In the wake of Brexit, should Labour MPs listen more closely to voters, or their own party members?

Two Labour MPs on primetime TV. Two prominent politicians ruling themselves out of a Labour leadership contest. But that was as far as the similarity went.

Hilary Benn was speaking hours after he resigned - or was sacked - from the Shadow Cabinet. He described Jeremy Corbyn as a "good and decent man" but not a leader.

Framing his overnight removal as a matter of conscience, Benn told the BBC's Andrew Marr: "I no longer have confidence in him [Corbyn] and I think the right thing to do would be for him to take that decision."

In Benn's view, diehard leftie pin ups do not go down well in the real world, or on the ballot papers of middle England. 
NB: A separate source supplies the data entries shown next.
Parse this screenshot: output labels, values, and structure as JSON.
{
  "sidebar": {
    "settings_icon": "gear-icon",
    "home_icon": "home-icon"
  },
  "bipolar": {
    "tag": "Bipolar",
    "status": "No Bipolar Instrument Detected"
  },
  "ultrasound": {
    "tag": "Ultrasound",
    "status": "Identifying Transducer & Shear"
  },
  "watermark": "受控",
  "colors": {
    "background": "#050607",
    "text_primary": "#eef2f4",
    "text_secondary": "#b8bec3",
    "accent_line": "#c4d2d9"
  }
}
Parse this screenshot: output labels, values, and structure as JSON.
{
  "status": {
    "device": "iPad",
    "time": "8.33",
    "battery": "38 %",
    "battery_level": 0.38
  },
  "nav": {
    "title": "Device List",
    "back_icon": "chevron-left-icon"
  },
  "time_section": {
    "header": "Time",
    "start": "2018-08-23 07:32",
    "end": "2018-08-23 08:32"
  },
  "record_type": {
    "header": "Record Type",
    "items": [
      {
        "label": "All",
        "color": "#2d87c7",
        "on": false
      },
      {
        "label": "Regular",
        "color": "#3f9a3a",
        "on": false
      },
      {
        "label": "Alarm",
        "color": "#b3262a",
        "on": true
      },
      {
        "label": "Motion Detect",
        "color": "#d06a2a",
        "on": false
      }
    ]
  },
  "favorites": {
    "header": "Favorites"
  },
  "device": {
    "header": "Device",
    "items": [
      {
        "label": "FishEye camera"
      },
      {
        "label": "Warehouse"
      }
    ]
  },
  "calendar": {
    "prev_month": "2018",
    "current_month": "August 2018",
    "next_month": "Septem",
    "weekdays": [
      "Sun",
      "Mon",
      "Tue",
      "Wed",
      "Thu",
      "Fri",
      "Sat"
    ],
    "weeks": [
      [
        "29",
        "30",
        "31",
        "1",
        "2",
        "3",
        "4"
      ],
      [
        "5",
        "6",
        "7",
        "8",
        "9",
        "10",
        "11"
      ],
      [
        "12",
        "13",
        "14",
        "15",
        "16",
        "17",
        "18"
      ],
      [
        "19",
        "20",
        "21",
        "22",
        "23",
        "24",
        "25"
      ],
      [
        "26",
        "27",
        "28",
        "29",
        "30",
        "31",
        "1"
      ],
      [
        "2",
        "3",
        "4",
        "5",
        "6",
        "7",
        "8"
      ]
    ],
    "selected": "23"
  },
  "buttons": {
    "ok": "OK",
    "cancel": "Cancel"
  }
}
But while Benn may be drawing on a New Labour truism, this in turn rests on the assumption that voters matter more than the party members when it comes to winning elections.

That assumption was contested moments later by Shadow Chancellor John McDonnell.

Dismissive of the personal appeal of Shadow Cabinet ministers - "we can replace them" - McDonnell's message was that Labour under Corbyn had rejuvenated its electoral machine.

Pointing to success in by-elections and the London mayoral election, McDonnell warned would-be rebels: "Who is sovereign in our party? The people who are soverign are the party members. 

"I'm saying respect the party members. And in that way we can hold together and win the next election."

Indeed, nearly a year on from Corbyn's surprise election to the Labour leadership, it is worth remembering he captured nearly 60% of the 400,000 votes cast. Momentum, the grassroots organisation formed in the wake of his success, now has more than 50 branches around the country.

Come the next election, it will be these grassroots members who will knock on doors, hand out leaflets and perhaps even threaten to deselect MPs.

The question for wavering Labour MPs will be whether what they trust more - their own connection with voters, or this potentially unbiddable party machine.